# GC1725 midmount pto HARD to reach



## hig57 (Apr 21, 2021)

I'm trying to reinstall a mid mount mower on my GC1725M with a mid mount PTO. The PTO is surrounded by a metal protective box and I am having a hard time getting the PTO shaft from the mower deck onto the PTO shaft. I just can't seem to get the right angle to push the thing on. Has anyone else struggled with this and if so what did you do?


----------



## Fedup (Feb 25, 2014)

It's actually a much more common problem than you would think. I've found that all too often the yoke you're working with has a spring loaded collar that needs to be pulled in one direction while the yoke needs to be pushed in the other. Hard to do when it's at arm's length and you can only reach it with one hand. What often works for me is to fight the yoke onto the shaft BEFORE actually mounting the deck.
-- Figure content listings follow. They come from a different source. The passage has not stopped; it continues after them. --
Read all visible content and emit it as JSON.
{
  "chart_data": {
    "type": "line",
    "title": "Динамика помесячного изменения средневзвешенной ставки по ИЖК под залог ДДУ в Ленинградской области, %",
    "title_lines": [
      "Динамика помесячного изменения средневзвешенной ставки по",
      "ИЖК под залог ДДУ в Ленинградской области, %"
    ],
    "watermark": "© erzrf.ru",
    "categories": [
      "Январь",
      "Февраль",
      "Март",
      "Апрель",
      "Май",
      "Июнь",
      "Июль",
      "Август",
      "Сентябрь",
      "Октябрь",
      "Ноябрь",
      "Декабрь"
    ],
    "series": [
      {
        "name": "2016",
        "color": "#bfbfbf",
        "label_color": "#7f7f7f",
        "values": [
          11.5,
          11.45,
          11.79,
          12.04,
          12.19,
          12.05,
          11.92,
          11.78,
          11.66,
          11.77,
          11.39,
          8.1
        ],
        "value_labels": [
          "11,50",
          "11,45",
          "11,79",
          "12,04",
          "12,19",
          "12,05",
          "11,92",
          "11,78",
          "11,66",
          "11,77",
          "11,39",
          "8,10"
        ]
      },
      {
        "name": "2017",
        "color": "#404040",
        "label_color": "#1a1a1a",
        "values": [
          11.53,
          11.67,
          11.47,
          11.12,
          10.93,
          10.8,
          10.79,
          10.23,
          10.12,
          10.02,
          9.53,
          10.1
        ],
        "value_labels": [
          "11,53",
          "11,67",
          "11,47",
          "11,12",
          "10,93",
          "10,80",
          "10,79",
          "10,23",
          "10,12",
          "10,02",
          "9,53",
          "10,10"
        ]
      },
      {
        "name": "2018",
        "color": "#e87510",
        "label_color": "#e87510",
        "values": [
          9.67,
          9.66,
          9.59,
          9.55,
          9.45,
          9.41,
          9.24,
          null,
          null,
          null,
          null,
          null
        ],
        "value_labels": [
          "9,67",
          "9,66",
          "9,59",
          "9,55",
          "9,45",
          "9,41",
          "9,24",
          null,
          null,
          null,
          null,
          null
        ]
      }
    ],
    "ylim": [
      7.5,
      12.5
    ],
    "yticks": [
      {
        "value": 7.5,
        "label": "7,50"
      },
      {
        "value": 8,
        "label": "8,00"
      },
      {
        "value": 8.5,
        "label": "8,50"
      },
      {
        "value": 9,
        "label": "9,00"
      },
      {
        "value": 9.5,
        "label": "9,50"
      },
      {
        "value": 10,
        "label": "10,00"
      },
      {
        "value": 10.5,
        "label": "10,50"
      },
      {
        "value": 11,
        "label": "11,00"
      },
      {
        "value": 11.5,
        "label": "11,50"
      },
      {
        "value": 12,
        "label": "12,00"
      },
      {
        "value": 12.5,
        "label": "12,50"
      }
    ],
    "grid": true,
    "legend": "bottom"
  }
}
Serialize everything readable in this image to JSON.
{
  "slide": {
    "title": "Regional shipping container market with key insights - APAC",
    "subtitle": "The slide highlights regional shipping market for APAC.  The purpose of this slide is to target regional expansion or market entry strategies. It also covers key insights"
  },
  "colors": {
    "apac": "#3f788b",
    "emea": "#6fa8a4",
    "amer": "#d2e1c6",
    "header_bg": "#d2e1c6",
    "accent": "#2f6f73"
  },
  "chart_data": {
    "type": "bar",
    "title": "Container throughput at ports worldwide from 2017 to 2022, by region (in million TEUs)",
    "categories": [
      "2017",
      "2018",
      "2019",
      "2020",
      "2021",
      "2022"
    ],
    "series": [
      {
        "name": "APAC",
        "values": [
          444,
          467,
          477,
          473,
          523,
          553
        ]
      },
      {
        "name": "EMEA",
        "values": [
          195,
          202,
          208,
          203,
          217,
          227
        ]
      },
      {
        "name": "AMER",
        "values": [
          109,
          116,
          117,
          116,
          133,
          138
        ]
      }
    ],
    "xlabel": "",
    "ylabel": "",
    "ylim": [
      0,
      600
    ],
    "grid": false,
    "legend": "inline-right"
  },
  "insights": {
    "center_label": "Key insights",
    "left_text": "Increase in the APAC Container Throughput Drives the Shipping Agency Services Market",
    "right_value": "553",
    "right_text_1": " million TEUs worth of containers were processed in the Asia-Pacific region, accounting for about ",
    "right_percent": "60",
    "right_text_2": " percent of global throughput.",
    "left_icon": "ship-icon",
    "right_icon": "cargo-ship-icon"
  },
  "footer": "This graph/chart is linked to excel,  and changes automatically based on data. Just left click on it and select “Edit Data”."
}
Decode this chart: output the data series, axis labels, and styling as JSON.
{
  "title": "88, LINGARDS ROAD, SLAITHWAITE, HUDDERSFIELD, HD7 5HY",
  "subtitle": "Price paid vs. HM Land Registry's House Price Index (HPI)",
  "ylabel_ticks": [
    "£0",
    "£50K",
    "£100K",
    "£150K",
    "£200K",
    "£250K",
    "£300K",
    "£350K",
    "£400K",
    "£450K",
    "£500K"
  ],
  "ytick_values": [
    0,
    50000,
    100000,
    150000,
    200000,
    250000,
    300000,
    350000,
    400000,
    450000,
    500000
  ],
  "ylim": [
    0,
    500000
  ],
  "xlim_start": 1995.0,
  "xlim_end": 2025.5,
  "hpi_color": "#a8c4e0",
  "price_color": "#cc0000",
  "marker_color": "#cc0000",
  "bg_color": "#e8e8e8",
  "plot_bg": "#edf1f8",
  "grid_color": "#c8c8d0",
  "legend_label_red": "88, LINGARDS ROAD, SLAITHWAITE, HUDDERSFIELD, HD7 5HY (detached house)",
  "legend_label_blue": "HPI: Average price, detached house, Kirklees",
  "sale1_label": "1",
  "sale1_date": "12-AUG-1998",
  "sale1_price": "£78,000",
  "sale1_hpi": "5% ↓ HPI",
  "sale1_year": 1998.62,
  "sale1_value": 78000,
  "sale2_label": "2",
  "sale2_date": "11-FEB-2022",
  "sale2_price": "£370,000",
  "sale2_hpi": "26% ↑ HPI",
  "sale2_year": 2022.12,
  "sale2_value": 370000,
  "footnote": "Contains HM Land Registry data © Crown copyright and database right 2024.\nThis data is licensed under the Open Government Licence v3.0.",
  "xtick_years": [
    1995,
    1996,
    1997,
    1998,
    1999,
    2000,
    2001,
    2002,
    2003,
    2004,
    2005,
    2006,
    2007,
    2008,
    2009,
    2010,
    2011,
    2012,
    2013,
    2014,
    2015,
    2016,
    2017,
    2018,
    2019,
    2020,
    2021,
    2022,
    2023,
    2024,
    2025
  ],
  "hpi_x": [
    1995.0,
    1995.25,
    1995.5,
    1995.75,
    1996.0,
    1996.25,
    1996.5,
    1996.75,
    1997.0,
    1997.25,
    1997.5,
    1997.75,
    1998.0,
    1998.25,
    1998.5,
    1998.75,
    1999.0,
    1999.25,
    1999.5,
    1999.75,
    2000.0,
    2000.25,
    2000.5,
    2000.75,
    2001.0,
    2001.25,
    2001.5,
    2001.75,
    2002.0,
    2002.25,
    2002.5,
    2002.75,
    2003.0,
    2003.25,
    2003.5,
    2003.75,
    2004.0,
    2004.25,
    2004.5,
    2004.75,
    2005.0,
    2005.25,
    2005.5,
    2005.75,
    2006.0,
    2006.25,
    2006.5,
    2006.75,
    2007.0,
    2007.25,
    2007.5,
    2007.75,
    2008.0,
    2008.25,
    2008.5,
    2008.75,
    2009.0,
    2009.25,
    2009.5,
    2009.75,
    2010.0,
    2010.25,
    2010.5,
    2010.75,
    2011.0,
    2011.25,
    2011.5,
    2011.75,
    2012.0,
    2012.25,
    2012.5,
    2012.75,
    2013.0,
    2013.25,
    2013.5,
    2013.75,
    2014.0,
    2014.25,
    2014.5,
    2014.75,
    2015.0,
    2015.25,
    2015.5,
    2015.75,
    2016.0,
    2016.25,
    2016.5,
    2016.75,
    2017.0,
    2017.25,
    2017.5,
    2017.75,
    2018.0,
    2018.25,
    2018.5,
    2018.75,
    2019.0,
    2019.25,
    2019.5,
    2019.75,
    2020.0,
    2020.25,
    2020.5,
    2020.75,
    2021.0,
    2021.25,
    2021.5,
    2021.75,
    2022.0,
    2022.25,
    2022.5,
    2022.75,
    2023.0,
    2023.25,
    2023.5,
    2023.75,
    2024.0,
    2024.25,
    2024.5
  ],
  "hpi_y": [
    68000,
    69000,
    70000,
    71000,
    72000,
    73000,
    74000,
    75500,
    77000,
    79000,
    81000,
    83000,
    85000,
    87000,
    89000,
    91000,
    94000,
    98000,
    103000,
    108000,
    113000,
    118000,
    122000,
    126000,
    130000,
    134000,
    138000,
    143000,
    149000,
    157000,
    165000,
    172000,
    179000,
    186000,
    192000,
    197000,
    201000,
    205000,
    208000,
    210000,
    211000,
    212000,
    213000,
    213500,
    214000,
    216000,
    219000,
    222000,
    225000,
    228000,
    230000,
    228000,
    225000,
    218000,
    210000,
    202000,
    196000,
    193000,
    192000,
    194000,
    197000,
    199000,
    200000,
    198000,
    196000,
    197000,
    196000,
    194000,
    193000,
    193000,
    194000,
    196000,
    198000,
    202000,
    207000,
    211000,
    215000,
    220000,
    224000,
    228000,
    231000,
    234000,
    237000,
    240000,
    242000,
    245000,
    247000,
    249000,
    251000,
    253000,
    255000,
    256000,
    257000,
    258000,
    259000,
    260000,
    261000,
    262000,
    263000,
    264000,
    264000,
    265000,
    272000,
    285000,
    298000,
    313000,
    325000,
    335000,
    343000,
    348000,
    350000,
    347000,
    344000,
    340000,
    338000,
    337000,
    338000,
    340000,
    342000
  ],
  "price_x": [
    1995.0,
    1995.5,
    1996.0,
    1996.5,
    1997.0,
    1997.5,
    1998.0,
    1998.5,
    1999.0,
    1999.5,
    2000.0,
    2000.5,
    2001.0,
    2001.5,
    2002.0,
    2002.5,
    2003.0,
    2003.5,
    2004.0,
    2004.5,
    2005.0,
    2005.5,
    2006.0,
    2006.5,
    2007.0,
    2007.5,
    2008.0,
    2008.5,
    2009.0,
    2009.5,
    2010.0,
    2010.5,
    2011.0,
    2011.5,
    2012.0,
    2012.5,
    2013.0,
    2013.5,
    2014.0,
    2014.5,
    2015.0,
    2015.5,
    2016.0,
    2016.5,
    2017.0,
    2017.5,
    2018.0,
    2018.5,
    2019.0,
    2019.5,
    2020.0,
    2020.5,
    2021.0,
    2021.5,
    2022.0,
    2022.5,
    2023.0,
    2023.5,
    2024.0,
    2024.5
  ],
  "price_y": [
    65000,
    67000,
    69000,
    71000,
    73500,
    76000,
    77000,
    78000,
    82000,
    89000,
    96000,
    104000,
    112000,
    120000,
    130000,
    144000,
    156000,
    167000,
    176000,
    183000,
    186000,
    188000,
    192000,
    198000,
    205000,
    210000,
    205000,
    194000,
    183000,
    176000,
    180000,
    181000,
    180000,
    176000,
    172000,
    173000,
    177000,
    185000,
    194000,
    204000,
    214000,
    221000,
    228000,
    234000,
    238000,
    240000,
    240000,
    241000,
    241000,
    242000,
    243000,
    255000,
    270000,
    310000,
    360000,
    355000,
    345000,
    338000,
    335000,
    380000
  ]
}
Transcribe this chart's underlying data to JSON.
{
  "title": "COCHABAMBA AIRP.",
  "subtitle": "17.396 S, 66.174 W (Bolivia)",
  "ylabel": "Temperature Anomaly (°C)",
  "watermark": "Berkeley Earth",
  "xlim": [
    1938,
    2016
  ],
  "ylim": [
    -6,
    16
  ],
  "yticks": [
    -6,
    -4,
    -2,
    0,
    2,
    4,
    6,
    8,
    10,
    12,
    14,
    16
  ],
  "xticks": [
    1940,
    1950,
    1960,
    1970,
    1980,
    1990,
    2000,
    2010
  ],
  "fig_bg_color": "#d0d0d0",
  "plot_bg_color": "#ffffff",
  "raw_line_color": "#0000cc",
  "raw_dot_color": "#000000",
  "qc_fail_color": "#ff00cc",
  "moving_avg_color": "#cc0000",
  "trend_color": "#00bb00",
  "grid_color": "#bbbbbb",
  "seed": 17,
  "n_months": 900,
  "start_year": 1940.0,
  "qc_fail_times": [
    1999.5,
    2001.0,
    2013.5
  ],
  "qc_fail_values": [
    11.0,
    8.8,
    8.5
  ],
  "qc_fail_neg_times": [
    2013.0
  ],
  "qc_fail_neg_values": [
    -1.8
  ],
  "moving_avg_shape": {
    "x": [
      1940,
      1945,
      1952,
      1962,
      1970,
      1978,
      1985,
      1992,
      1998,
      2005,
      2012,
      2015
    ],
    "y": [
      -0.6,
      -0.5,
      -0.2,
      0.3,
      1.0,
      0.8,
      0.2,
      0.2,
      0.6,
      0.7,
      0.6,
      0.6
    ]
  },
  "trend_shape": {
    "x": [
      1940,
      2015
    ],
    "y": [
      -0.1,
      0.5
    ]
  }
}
That way I can shift the deck around a bit to gain some "elbow room" under the tractor. Sometimes jacking the front end up some helps too, leaving the deck on the ground. There's usually enough extension in the drive line that it won't come apart.


----------



## FredM (Nov 18, 2015)

Because of age I tie a light rope to the universal with the slip collar and I pass this rope out the rear of the unit, I slide under from the rear and with one hand I align the splines of the drive shaft and the collar and then get my wife to place tension on the rope as I push back on the collar to attach.

As you say, a bit hard trying to pull the drive shaft onto the PTO shaft whilst trying to push the locking collar the opposite way.


----------



## Bermo (Oct 13, 2021)

hig57 said:


> I'm trying to reinstall a mid mount mower on my GC1725M with a mid mount PTO. The PTO is surrounded by a metal protective box and I am having a hard time getting the PTO shaft from the mower deck onto the PTO shaft. I just can't seem to get the right angle to push the thing on. Has anyone else struggled with this and if so what did you do?


Be very careful and make sure shaft in clipped on. i thought mine was. PTO shaft came off hit the oil filter and snapped the oil filter bolt which is all one piece. Now have to pull half the tractor apart to get a replacement


----------



## SidecarFlip (Mar 25, 2021)

Last Kubota I had with a mid mount was also a bear to get on, I not so fondly remember that. Think it was a Grand L open station. I remember it was a frustrating operation. Was a few Kubota's ago...


----------